Айдын Шем - Нити судеб человеческих. Часть 1. Голубые мустанги
Отец нашего молодого героя, непосредственный начальник над мельниками, мог сильно обогатиться - на это и рассчитывал Написов, председатель райисполкома, потрясенный бедственным положением "человека из энциклопедии" - когда сам сыт, то иногда хочется помочь и другому, если, конечно, твой карман от этого не пострадает. Дело в том, что учета числа клиентов мельниц не велось. Норма сдачи зерна государству рассчитывалась по некоторой средней производительности жерновов. Ничто не мешало мельнику занижать в отчетах количество смолотого зерна раза в два-три относительно реального. Собственно говоря, по умению убедительно занизить этот показатель и ценило начальство мельника. Но каждый мельник, не будь дураком, знал, как увеличить суточный помол выше того уровня, о котором было уведомлено начальство. И начальство знало, что мельник не дурак, и что он имеет избыток больший, чем тот, от которого он платит ординарную мзду. Этот избыток от избытка был неуловим, но именно он позволял начальству держать мельника за горло и время от времени угрозами лишить места иметь экстраординарную мзду. На узком пространстве между ординарным и экстраординарным ловкий инспектор мог получать от мельника свою долю прибытка, указав тому на большое число людей, ожидающих очереди помолоть зерно, на хорошо наполненные водой желоба и хорошую скорость вращения мельничного колеса. Папа Камилла этого делать не умел, за что он и был сердечно любим всеми мельниками Чинабадского района. Но один раз он прибег к самому суровому наказанию - забрал и унес с собой главную деталь, без которой жернова не могут крутиться. Эта деталь называется "бака", что переводиться как "жаба", и представляет собой плоский стальной ромб весом килограмма в полтора-два. Эта "жаба " вставляется в строго совпадающую с ее формой выемку в каменном жернове и имеет в своем центре отверстие, в которое входит вращающийся вал. Именно посредством "бака" приводится во вращение тяжелый жернов. Почему мельники не имеют запасную "бака", я не знаю, но без "бака" мельница стоит и каждый час простоя несет невыносимые для сердца мельника убытки, поэтому он уже с утра ожидает в конторе уполминзага, готовый на любые условия. Я очень подозреваю, что в тот раз папа нашего героя забрал "бака", чтобы показать эту экзотическую ситуацию Камиллу: то, чего он не сделал бы ради получения выгоды, он сделал бы для наглядной демонстрации такой ситуации своему сыну - тому в жизни был не один пример.
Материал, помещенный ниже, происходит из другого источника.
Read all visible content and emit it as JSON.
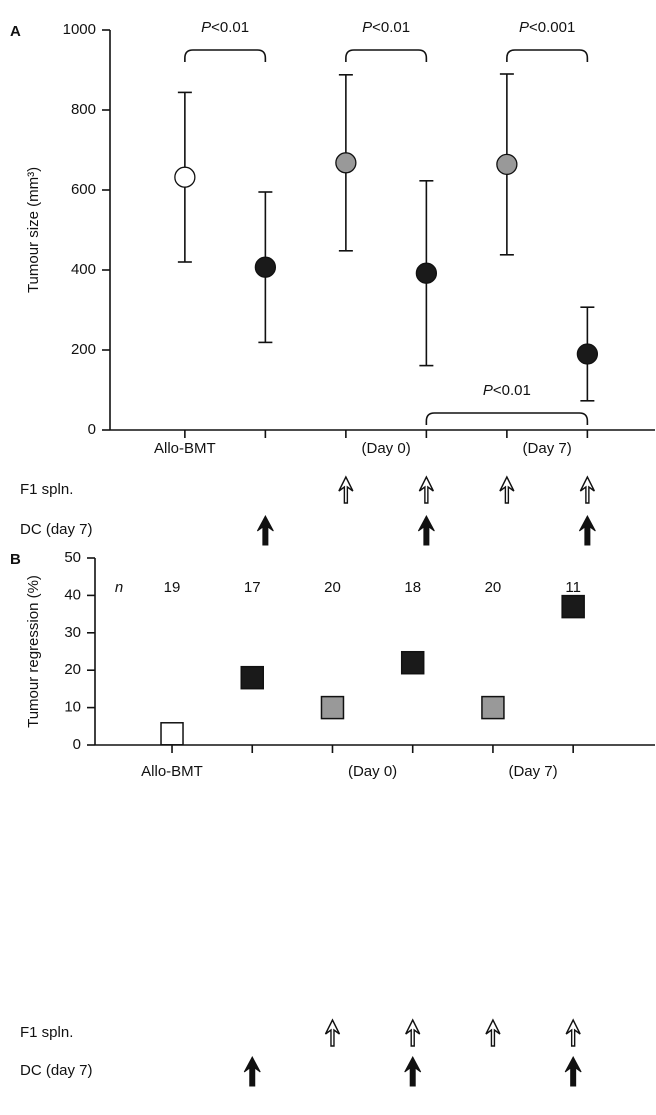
{
  "chart_data": [
    {
      "type": "scatter",
      "panel": "A",
      "ylabel": "Tumour size (mm³)",
      "x": [
        1,
        2,
        3,
        4,
        5,
        6
      ],
      "values": [
        632,
        407,
        668,
        392,
        664,
        190
      ],
      "errors": [
        212,
        188,
        220,
        231,
        226,
        117
      ],
      "colors": [
        "#ffffff",
        "#1a1a1a",
        "#999999",
        "#1a1a1a",
        "#999999",
        "#1a1a1a"
      ],
      "xlim": [
        0.07,
        6.84
      ],
      "xticks": [
        1,
        2,
        3,
        4,
        5,
        6
      ],
      "ylim": [
        0,
        1000
      ],
      "yticks": [
        0,
        200,
        400,
        600,
        800,
        1000
      ],
      "x_labels": [
        {
          "value": 1,
          "label": "Allo-BMT"
        },
        {
          "value": 3.5,
          "label": "(Day 0)"
        },
        {
          "value": 5.5,
          "label": "(Day 7)"
        }
      ],
      "brackets": [
        {
          "label": "P<0.01",
          "from": 1,
          "to": 2
        },
        {
          "label": "P<0.01",
          "from": 3,
          "to": 4
        },
        {
          "label": "P<0.001",
          "from": 5,
          "to": 6
        },
        {
          "label": "P<0.01",
          "from": 4,
          "to": 6,
          "low": true
        }
      ],
      "treatments": [
        {
          "label": "F1 spln.",
          "at": [
            3,
            4,
            5,
            6
          ]
        },
        {
          "label": "DC (day 7)",
          "at": [
            2,
            4,
            6
          ],
          "bold": true
        }
      ]
    },
    {
      "type": "square",
      "panel": "B",
      "ylabel": "Tumour regression (%)",
      "x": [
        1,
        2,
        3,
        4,
        5,
        6
      ],
      "values": [
        3,
        18,
        10,
        22,
        10,
        37
      ],
      "colors": [
        "#ffffff",
        "#1a1a1a",
        "#999999",
        "#1a1a1a",
        "#999999",
        "#1a1a1a"
      ],
      "xlim": [
        0.04,
        7.02
      ],
      "xticks": [
        1,
        2,
        3,
        4,
        5,
        6
      ],
      "ylim": [
        0,
        50
      ],
      "yticks": [
        0,
        10,
        20,
        30,
        40,
        50
      ],
      "n_label": "n",
      "n_values": [
        19,
        17,
        20,
        18,
        20,
        11
      ],
      "x_labels": [
        {
          "value": 1,
          "label": "Allo-BMT"
        },
        {
          "value": 3.5,
          "label": "(Day 0)"
        },
        {
          "value": 5.5,
          "label": "(Day 7)"
        }
      ],
      "treatments": [
        {
          "label": "F1 spln.",
          "at": [
            3,
            4,
            5,
            6
          ]
        },
        {
          "label": "DC (day 7)",
          "at": [
            2,
            4,
            6
          ],
          "bold": true
        }
      ]
    }
  ]
}
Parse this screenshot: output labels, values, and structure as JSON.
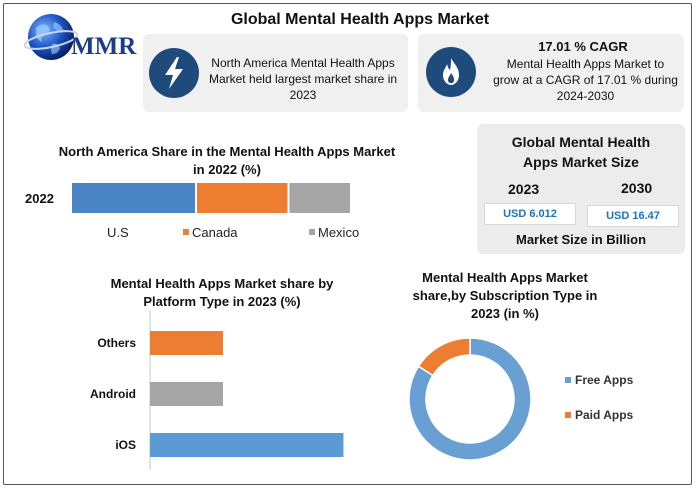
{
  "brand": {
    "logo_text": "MMR"
  },
  "title": "Global Mental Health Apps Market",
  "info_cards": [
    {
      "icon": "lightning-bolt-icon",
      "text": "North America Mental Health Apps Market held largest market share in 2023"
    },
    {
      "icon": "fire-icon",
      "heading": "17.01 % CAGR",
      "text": "Mental Health Apps Market to grow at a CAGR of 17.01 % during 2024-2030"
    }
  ],
  "market_size": {
    "title": "Global Mental Health Apps Market Size",
    "year_1": "2023",
    "value_1": "USD 6.012",
    "year_2": "2030",
    "value_2": "USD 16.47",
    "footer": "Market Size in Billion"
  },
  "colors": {
    "us": "#4a86c6",
    "canada": "#ed7d31",
    "mexico": "#a5a5a5",
    "free": "#6a9fd4",
    "paid": "#ed7d31",
    "ios": "#5b9bd5",
    "icon_circle": "#1e4a7c"
  },
  "chart_data": [
    {
      "type": "bar",
      "orientation": "horizontal-stacked",
      "title": "North America Share in the Mental Health Apps Market in 2022 (%)",
      "categories": [
        "2022"
      ],
      "series": [
        {
          "name": "U.S",
          "values": [
            50
          ]
        },
        {
          "name": "Canada",
          "values": [
            37
          ]
        },
        {
          "name": "Mexico",
          "values": [
            25
          ]
        }
      ],
      "legend": "bottom"
    },
    {
      "type": "bar",
      "orientation": "horizontal",
      "title": "Mental Health Apps Market share by Platform Type in 2023  (%)",
      "categories": [
        "Others",
        "Android",
        "iOS"
      ],
      "values": [
        20,
        20,
        53
      ]
    },
    {
      "type": "pie",
      "style": "donut",
      "title": "Mental Health Apps Market share,by Subscription Type in 2023 (in %)",
      "categories": [
        "Free Apps",
        "Paid Apps"
      ],
      "values": [
        84,
        16
      ],
      "legend": "right"
    }
  ]
}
Теперь Камиллу уже не приходилось вместе с отцом разъезжать по мельницам. Если отец и ехал в какой-нибудь дальний сельсовет, то по другим, более важным делам, как полномочный представитель высших руководителей района. Но такие отлучки отца были редки. Обычно он приходил домой вечером часов в пять, потом часам к восьми уходил опять. Все районные руководители должны были находиться на рабочих местах в ночное время, так как областные начальники сидели в своих кабинетах далеко за полночь, потому что республиканское начальство в эти же часы бодрствовало в своих ташкентских кабинетах, ибо во всех московских кабинетах высшие чиновники в любой момент могли получить срочное распоряжение из Кремля, где до поздней ночи работал сам товарищ Сталин. Вот такая карусель, из-за которой прежде свободный художник, а ныне Главный Помощник районного руководства Домулла Афуз-заде приходил домой спать далеко за полночь.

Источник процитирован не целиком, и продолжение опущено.